“我在信中与天香提到的事情,天香可有好好考虑?”
信?什么信?我正疑惑,突然芸儿那日递了封信我的场景闯入脑中,完了,我完全没有看么,苏士贤在里面写了什么?
“那个……我……我!”我吞吞吐吐的就是说不出一句完整的话,天啊,今天可怎么过关!
“我知道天香一两日之类也很难作出决定,我会等你想明白的,天香不必惊慌!”苏士贤看我的样子反而笑了,不是吧!这样也行!
“天香可要随我回去看戏?”苏士贤笑的问我,我也不知道他突然之间哪来的好心情了,点点头跟着他往回走,现在见了萧清允我也不知道到底该问什么了!还是理清一下思绪再说吧!
“天香你可是迷路了!”回去坐下以后,长乐看我和苏士贤一起回来的,好笑的问着我。
“恩,你家院子太多了,长得都一个样!”我随口的应着长乐,不多时长乐就被戏里的情节吸引了过去,不再搭理我。
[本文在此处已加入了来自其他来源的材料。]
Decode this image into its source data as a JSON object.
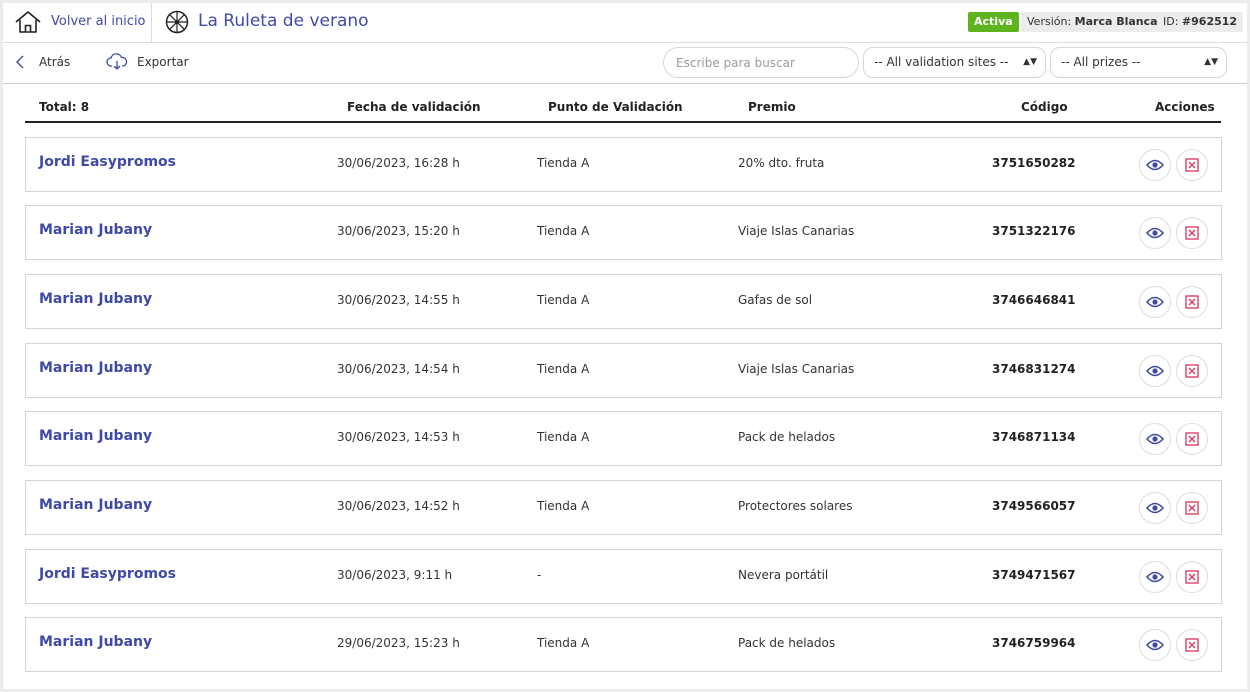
{
  "header": {
    "home_label": "Volver al inicio",
    "title": "La Ruleta de verano",
    "status_badge": "Activa",
    "version_label": "Versión:",
    "version_value": "Marca Blanca",
    "id_label": "ID:",
    "id_value": "#962512"
  },
  "toolbar": {
    "back_label": "Atrás",
    "export_label": "Exportar",
    "search_placeholder": "Escribe para buscar",
    "sites_filter": "-- All validation sites --",
    "prizes_filter": "-- All prizes --"
  },
  "table": {
    "total_label": "Total: 8",
    "columns": [
      "Fecha de validación",
      "Punto de Validación",
      "Premio",
      "Código",
      "Acciones"
    ],
    "rows": [
      {
        "name": "Jordi Easypromos",
        "date": "30/06/2023, 16:28 h",
        "site": "Tienda A",
        "prize": "20% dto. fruta",
        "code": "3751650282"
      },
      {
        "name": "Marian Jubany",
        "date": "30/06/2023, 15:20 h",
        "site": "Tienda A",
        "prize": "Viaje Islas Canarias",
        "code": "3751322176"
      },
      {
        "name": "Marian Jubany",
        "date": "30/06/2023, 14:55 h",
        "site": "Tienda A",
        "prize": "Gafas de sol",
        "code": "3746646841"
      },
      {
        "name": "Marian Jubany",
        "date": "30/06/2023, 14:54 h",
        "site": "Tienda A",
        "prize": "Viaje Islas Canarias",
        "code": "3746831274"
      },
      {
        "name": "Marian Jubany",
        "date": "30/06/2023, 14:53 h",
        "site": "Tienda A",
        "prize": "Pack de helados",
        "code": "3746871134"
      },
      {
        "name": "Marian Jubany",
        "date": "30/06/2023, 14:52 h",
        "site": "Tienda A",
        "prize": "Protectores solares",
        "code": "3749566057"
      },
      {
        "name": "Jordi Easypromos",
        "date": "30/06/2023, 9:11 h",
        "site": "-",
        "prize": "Nevera portátil",
        "code": "3749471567"
      },
      {
        "name": "Marian Jubany",
        "date": "29/06/2023, 15:23 h",
        "site": "Tienda A",
        "prize": "Pack de helados",
        "code": "3746759964"
      }
    ]
  },
  "icons": {
    "home": "home-icon",
    "wheel": "roulette-wheel-icon",
    "back": "chevron-left-icon",
    "export": "cloud-download-icon",
    "view": "eye-icon",
    "delete": "close-box-icon"
  },
  "colors": {
    "accent": "#3f4aa6",
    "active": "#5fb31f",
    "delete": "#d6335a"
  }
}
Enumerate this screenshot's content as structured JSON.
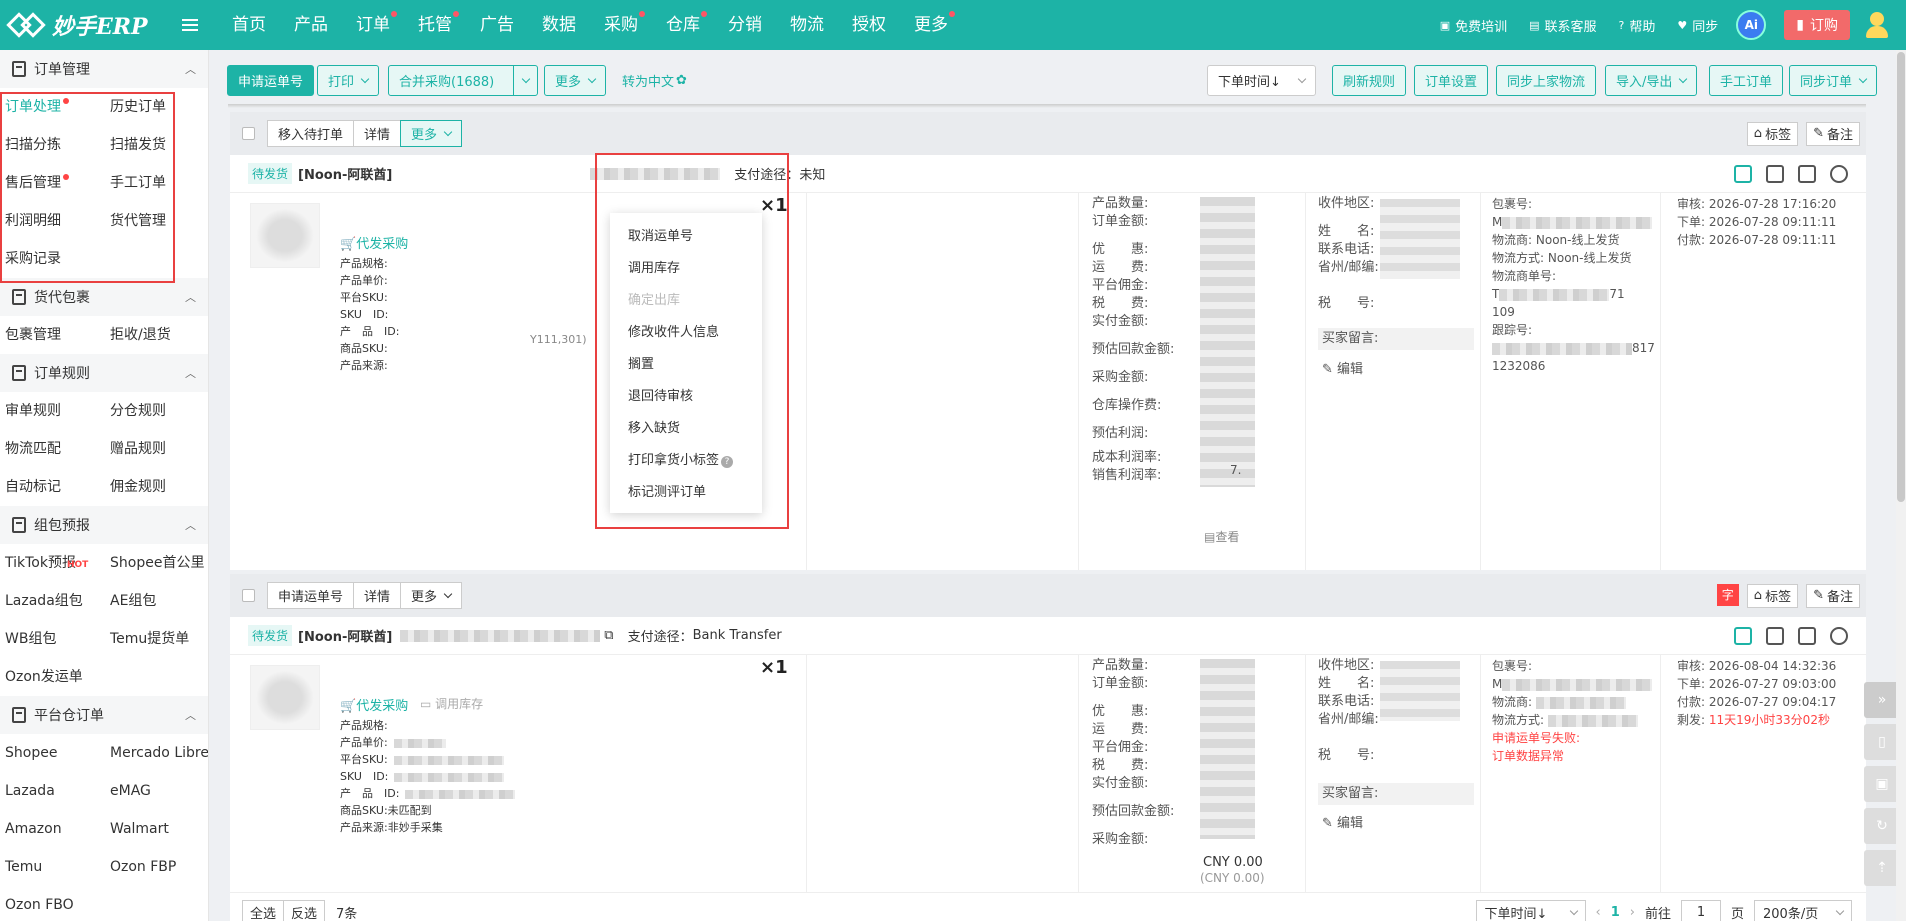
{
  "app": {
    "logo_text": "妙手ERP"
  },
  "topnav": {
    "items": [
      {
        "label": "首页",
        "dot": false
      },
      {
        "label": "产品",
        "dot": false
      },
      {
        "label": "订单",
        "dot": true
      },
      {
        "label": "托管",
        "dot": true
      },
      {
        "label": "广告",
        "dot": false
      },
      {
        "label": "数据",
        "dot": false
      },
      {
        "label": "采购",
        "dot": true
      },
      {
        "label": "仓库",
        "dot": true
      },
      {
        "label": "分销",
        "dot": false
      },
      {
        "label": "物流",
        "dot": false
      },
      {
        "label": "授权",
        "dot": false
      },
      {
        "label": "更多",
        "dot": true
      }
    ],
    "right": {
      "training": "免费培训",
      "service": "联系客服",
      "help": "帮助",
      "sync": "同步",
      "ai": "Ai",
      "order": "订购"
    }
  },
  "sidebar": {
    "sections": [
      {
        "title": "订单管理",
        "items": [
          "订单处理",
          "历史订单",
          "扫描分拣",
          "扫描发货",
          "售后管理",
          "手工订单",
          "利润明细",
          "货代管理",
          "采购记录"
        ]
      },
      {
        "title": "货代包裹",
        "items": [
          "包裹管理",
          "拒收/退货"
        ]
      },
      {
        "title": "订单规则",
        "items": [
          "审单规则",
          "分仓规则",
          "物流匹配",
          "赠品规则",
          "自动标记",
          "佣金规则"
        ]
      },
      {
        "title": "组包预报",
        "items": [
          "TikTok预报",
          "Shopee首公里",
          "Lazada组包",
          "AE组包",
          "WB组包",
          "Temu提货单",
          "Ozon发运单"
        ]
      },
      {
        "title": "平台仓订单",
        "items": [
          "Shopee",
          "Mercado Libre",
          "Lazada",
          "eMAG",
          "Amazon",
          "Walmart",
          "Temu",
          "Ozon FBP",
          "Ozon FBO"
        ]
      }
    ],
    "hot_badge": "HOT"
  },
  "toolbar": {
    "apply_waybill": "申请运单号",
    "print": "打印",
    "merge_purchase": "合并采购(1688)",
    "more": "更多",
    "to_chinese": "转为中文",
    "sort": "下单时间↓",
    "refresh_rules": "刷新规则",
    "order_settings": "订单设置",
    "sync_logistics": "同步上家物流",
    "import_export": "导入/导出",
    "manual_order": "手工订单",
    "sync_orders": "同步订单"
  },
  "order1": {
    "btn_move": "移入待打单",
    "btn_detail": "详情",
    "btn_more": "更多",
    "tag": "标签",
    "note": "备注",
    "status": "待发货",
    "shop": "[Noon-阿联酋]",
    "pay_label": "支付途径：",
    "pay_value": "未知",
    "qty": "×1",
    "purchase": "代发采购",
    "product_labels": [
      "产品规格:",
      "产品单价:",
      "平台SKU:",
      "SKU　ID:",
      "产　品　ID:",
      "商品SKU:",
      "产品来源:"
    ],
    "sku_tail": "Y111,301)",
    "fin_labels": [
      "产品数量:",
      "订单金额:",
      "优　　惠:",
      "运　　费:",
      "平台佣金:",
      "税　　费:",
      "实付金额:",
      "预估回款金额:",
      "采购金额:",
      "仓库操作费:",
      "预估利润:",
      "成本利润率:",
      "销售利润率:"
    ],
    "fin_tail": "7.",
    "view": "查看",
    "rcv_labels": [
      "收件地区:",
      "姓　　名:",
      "联系电话:",
      "省州/邮编:",
      "税　　号:"
    ],
    "buyer_msg": "买家留言:",
    "edit": "编辑",
    "pkg": {
      "pkg_no": "包裹号:",
      "prefix_m": "M",
      "carrier_label": "物流商:",
      "carrier": "Noon-线上发货",
      "method_label": "物流方式:",
      "method": "Noon-线上发货",
      "track_label": "物流商单号:",
      "track_a": "71",
      "track_b": "109",
      "track_c": "跟踪号:",
      "track_d": "817",
      "track_e": "1232086"
    },
    "times": {
      "audit": "审核: 2026-07-28 17:16:20",
      "order": "下单: 2026-07-28 09:11:11",
      "paid": "付款: 2026-07-28 09:11:11"
    }
  },
  "dropdown": {
    "items": [
      {
        "label": "取消运单号",
        "disabled": false
      },
      {
        "label": "调用库存",
        "disabled": false
      },
      {
        "label": "确定出库",
        "disabled": true
      },
      {
        "label": "修改收件人信息",
        "disabled": false
      },
      {
        "label": "搁置",
        "disabled": false
      },
      {
        "label": "退回待审核",
        "disabled": false
      },
      {
        "label": "移入缺货",
        "disabled": false
      },
      {
        "label": "打印拿货小标签",
        "disabled": false
      },
      {
        "label": "标记测评订单",
        "disabled": false
      }
    ]
  },
  "order2": {
    "btn_apply": "申请运单号",
    "btn_detail": "详情",
    "btn_more": "更多",
    "zi": "字",
    "tag": "标签",
    "note": "备注",
    "status": "待发货",
    "shop": "[Noon-阿联酋]",
    "pay_label": "支付途径：",
    "pay_value": "Bank Transfer",
    "qty": "×1",
    "purchase": "代发采购",
    "stock": "调用库存",
    "product_labels": [
      "产品规格:",
      "产品单价:",
      "平台SKU:",
      "SKU　ID:",
      "产　品　ID:",
      "商品SKU:",
      "产品来源:"
    ],
    "sku_value": "未匹配到",
    "source_value": "非妙手采集",
    "fin_labels": [
      "产品数量:",
      "订单金额:",
      "优　　惠:",
      "运　　费:",
      "平台佣金:",
      "税　　费:",
      "实付金额:",
      "预估回款金额:",
      "采购金额:"
    ],
    "purchase_amount": "CNY 0.00",
    "purchase_amount2": "(CNY 0.00)",
    "rcv_labels": [
      "收件地区:",
      "姓　　名:",
      "联系电话:",
      "省州/邮编:",
      "税　　号:"
    ],
    "buyer_msg": "买家留言:",
    "edit": "编辑",
    "pkg": {
      "pkg_no": "包裹号:",
      "prefix_m": "M",
      "carrier_label": "物流商:",
      "method_label": "物流方式:",
      "fail": "申请运单号失败:",
      "fail_reason": "订单数据异常"
    },
    "times": {
      "audit": "审核: 2026-08-04 14:32:36",
      "order": "下单: 2026-07-27 09:03:00",
      "paid": "付款: 2026-07-27 09:04:17",
      "remain_label": "剩发:",
      "remain": "11天19小时33分02秒"
    }
  },
  "bottom": {
    "select_all": "全选",
    "invert": "反选",
    "count": "7条",
    "sort": "下单时间↓",
    "page": "1",
    "goto": "前往",
    "goto_val": "1",
    "page_unit": "页",
    "per_page": "200条/页"
  }
}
戏还很长,估计要演到午夜,我又陷入了深深的沉思,我一直忽略的问题现下都浮了上来!古代果然很危险,不是我能理解的。
与此同时,在云锦楼!
张半仙看了眼面前的棋盘,沉思片刻又走到窗前看了看天上的繁星,还是摇了摇头。
“师兄,多年不见,你的技术还是不到家啊!”张半仙听到声音迅速回头,看到木槿不知道什么时候进来了,坐在棋盘前喝着茶。
“哼,师傅死了那么久了,好久没人那样说过我了!”张半仙走到桌前给自个倒了一杯茶。
“师兄,你还不放弃吗?”木槿摸了摸面前的棋盘,用肯定的语气问道。
“你让我怎么放弃,如若你当初不带走赫连舞,现在做皇帝的必是萧清允!”张半仙似是很生气的说道。
“让他做皇帝如何?立后三年被赫连舞刺杀收场?”
“师兄,皇权在手又如何?真的会比你现在过得好吗?你别忘记了,是否将命格修正,权力在于萧清允,你又如何觉得他现下不会为了美人放弃江山!”
“这……”张半仙竟说不出一句反驳的话来,真得是自个错了吗?那日引楚天香上屋顶看萧清允与诗琪,让她误会了萧清允!一切不都在自个意料之内吗!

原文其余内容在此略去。